Blaeholder began his career in 1925 with the St. Louis Browns, but he pitched in just two innings that season. Back in the minors in 1926, he returned to the majors with the Browns in 1927, where he again saw limited duty, pitching only 9 innings. He spent most of the prior four seasons with the Tulsa Oilers. In 1928, he became a regular full-time pitcher, posting a 10–15 record and a 4.04 ERA in 214 innings. In 1929, Blaeholder posted arguably his best season, going 14–15 with a 4.18 earned run average and four shutouts. He won 10 or more games in 7 seasons with the Browns, but the Browns were a perennial losing team, and Blaeholder had only one non-losing season with the Browns (in 1932 when he went 14–14).
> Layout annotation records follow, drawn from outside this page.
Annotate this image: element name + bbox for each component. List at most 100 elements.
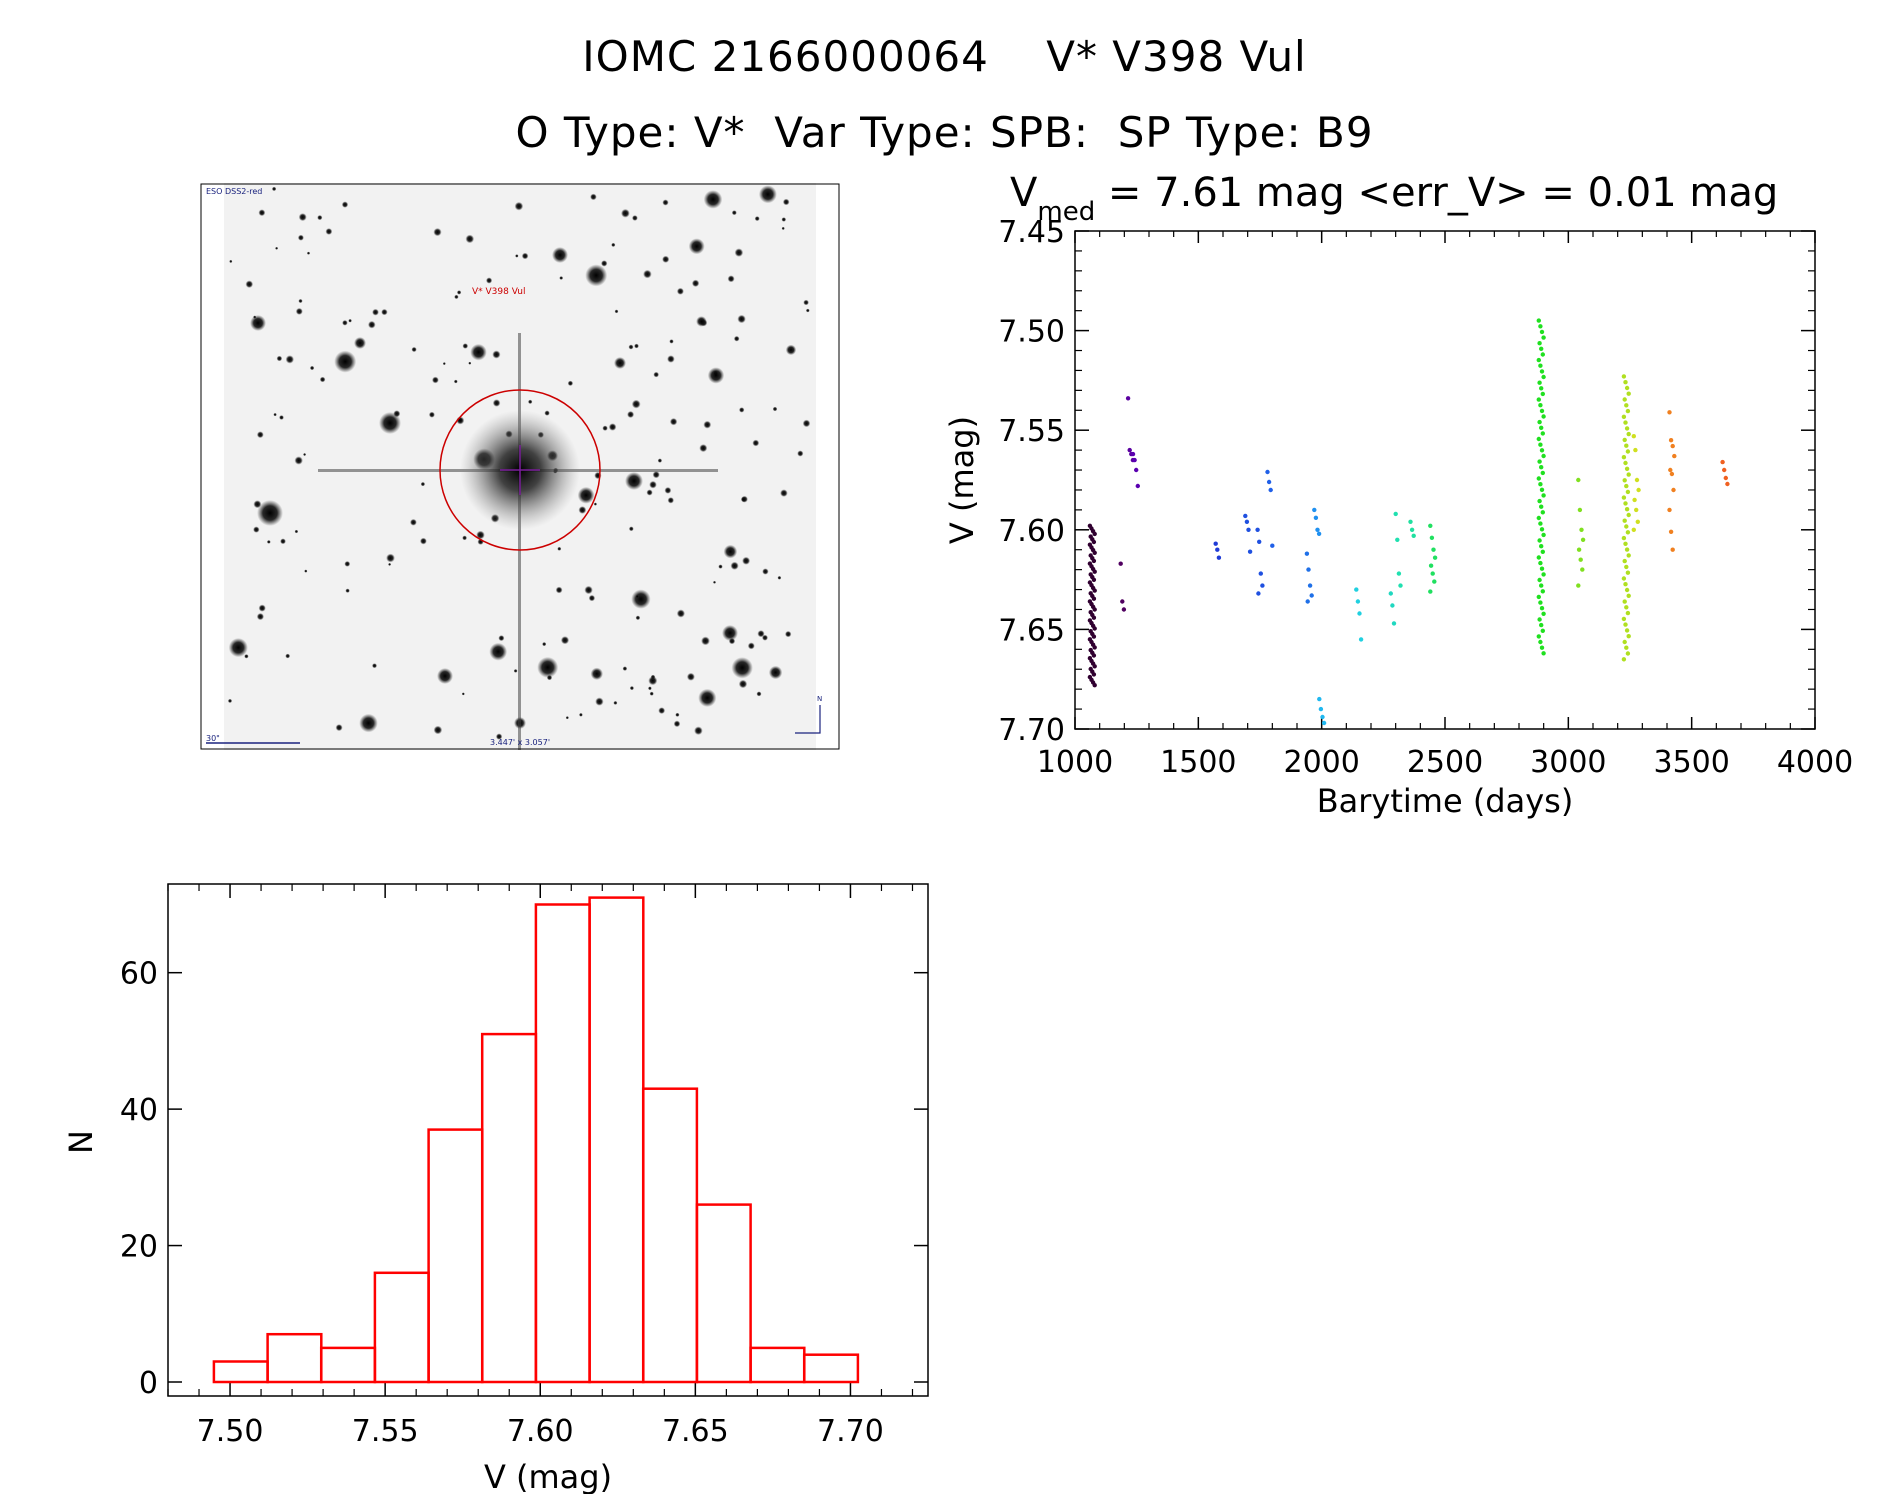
lightcurve-point	[1432, 555, 1438, 560]
finder-star	[762, 568, 769, 575]
lightcurve-point	[1626, 472, 1631, 477]
lightcurve-point	[1626, 431, 1631, 437]
finder-star	[613, 700, 618, 705]
finder-star	[544, 410, 550, 416]
lightcurve-point	[1626, 512, 1631, 518]
lightcurve-xtick-label: 2500	[1407, 745, 1483, 780]
lightcurve-points	[1087, 318, 1730, 726]
lightcurve-point	[1411, 533, 1416, 538]
histogram-xtick-label: 7.70	[817, 1414, 884, 1449]
lightcurve-point	[1307, 583, 1313, 588]
finder-star	[294, 456, 303, 465]
histogram-ytick-label: 40	[120, 1093, 158, 1128]
lightcurve-point	[1537, 617, 1542, 622]
finder-star	[673, 720, 681, 728]
lightcurve-point	[1625, 449, 1631, 454]
histogram-bar	[319, 1346, 377, 1384]
lightcurve-point	[1213, 541, 1218, 546]
finder-star	[303, 453, 307, 456]
finder-star	[614, 357, 626, 369]
lightcurve-point	[1539, 425, 1544, 430]
lightcurve-point	[1092, 664, 1097, 669]
finder-star	[648, 676, 658, 686]
lightcurve-point	[1132, 457, 1137, 463]
lightcurve-point	[1624, 483, 1629, 489]
finder-star	[257, 500, 283, 526]
finder-star	[560, 636, 570, 645]
finder-star	[542, 642, 547, 647]
lightcurve-point	[1538, 560, 1543, 566]
lightcurve-point	[1390, 603, 1395, 608]
finder-star	[348, 318, 352, 323]
finder-star	[298, 298, 303, 304]
north-label: N	[817, 695, 822, 703]
finder-star	[470, 343, 487, 361]
lightcurve-point	[1398, 583, 1403, 588]
finder-star	[649, 480, 657, 489]
lightcurve-point	[1409, 527, 1415, 532]
lightcurve-point	[1312, 507, 1317, 513]
lightcurve-point	[1541, 611, 1546, 616]
finder-star	[492, 399, 501, 407]
finder-star	[584, 585, 593, 595]
lightcurve-point	[1720, 459, 1725, 465]
lightcurve-point	[1540, 391, 1546, 397]
finder-star	[465, 234, 475, 244]
lightcurve-point	[1538, 324, 1543, 329]
finder-star	[669, 418, 678, 426]
lightcurve-point	[1092, 531, 1097, 537]
lightcurve-chart: Vmed = 7.61 mag <err_V> = 0.01 mag 1000 1…	[943, 170, 1853, 820]
lightcurve-point	[1625, 651, 1631, 656]
lightcurve-point	[1127, 447, 1132, 453]
lightcurve-ytick-label: 7.45	[998, 215, 1065, 250]
finder-star	[803, 299, 809, 306]
lightcurve-point	[1576, 477, 1581, 483]
lightcurve-title-main: V	[1010, 170, 1038, 216]
finder-star	[486, 277, 493, 284]
lightcurve-point	[1624, 564, 1629, 570]
finder-star	[253, 526, 260, 533]
lightcurve-point	[1428, 563, 1434, 568]
lightcurve-point	[1621, 455, 1627, 460]
finder-star	[699, 444, 708, 453]
lightcurve-point	[1540, 352, 1546, 357]
lightcurve-point	[1623, 582, 1628, 587]
histogram-bar	[373, 1271, 430, 1384]
lightcurve-point	[1092, 607, 1097, 612]
lightcurve-point	[1672, 453, 1677, 459]
lightcurve-point	[1537, 577, 1542, 583]
lightcurve-ytick-label: 7.55	[998, 414, 1065, 449]
finder-star	[590, 667, 603, 680]
lightcurve-point	[1309, 593, 1314, 598]
finder-star	[631, 399, 641, 409]
lightcurve-point	[1636, 487, 1641, 493]
lightcurve-point	[1091, 634, 1097, 639]
lightcurve-point	[1091, 539, 1097, 545]
finder-star	[595, 697, 604, 706]
lightcurve-point	[1537, 341, 1542, 346]
finder-star	[703, 420, 712, 429]
finder-star	[662, 255, 670, 263]
finder-star	[476, 530, 485, 540]
finder-star	[275, 246, 279, 250]
finder-star	[601, 260, 608, 267]
finder-star	[608, 423, 617, 431]
lightcurve-point	[1622, 478, 1627, 483]
lightcurve-point	[1624, 507, 1630, 512]
finder-star	[250, 315, 266, 331]
lightcurve-point	[1092, 683, 1097, 688]
histogram-ytick-label: 20	[120, 1230, 158, 1265]
finder-star	[386, 553, 395, 563]
lightcurve-point	[1539, 645, 1545, 650]
lightcurve-point	[1255, 527, 1260, 532]
finder-star	[276, 355, 283, 362]
finder-star	[686, 672, 695, 681]
finder-star	[244, 654, 249, 659]
histogram-xtick-label: 7.65	[662, 1414, 729, 1449]
histogram-bar	[802, 1353, 860, 1384]
finder-star	[742, 556, 751, 565]
lightcurve-point	[1396, 571, 1402, 576]
finder-star	[319, 376, 326, 383]
finder-star	[271, 186, 277, 192]
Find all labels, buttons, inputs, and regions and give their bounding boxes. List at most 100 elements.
During the 1935 season, he was traded to the Philadelphia Athletics for Sugar Cain and Ed Coleman. He went 6-10 for the Athletics that year. The following year, he played his final season with the Cleveland Indians, where he went 8–4, the only winning season of his career. After leaving the major leagues, Blaeholder spent the next six seasons with the minor league Milwaukee Brewers before retiring. He died shortly thereafter of liver cancer at age 43. Blaeholder was married to his wife, Vera, from 1924 until his death. The Blaeholders had no children.

Blaeholder popularized the slider pitch. Pitchers had previously used the pitch, but not nearly as extensively as Blaeholder threw it, as the pitch was considered by pitchers at the time to ruin the arm.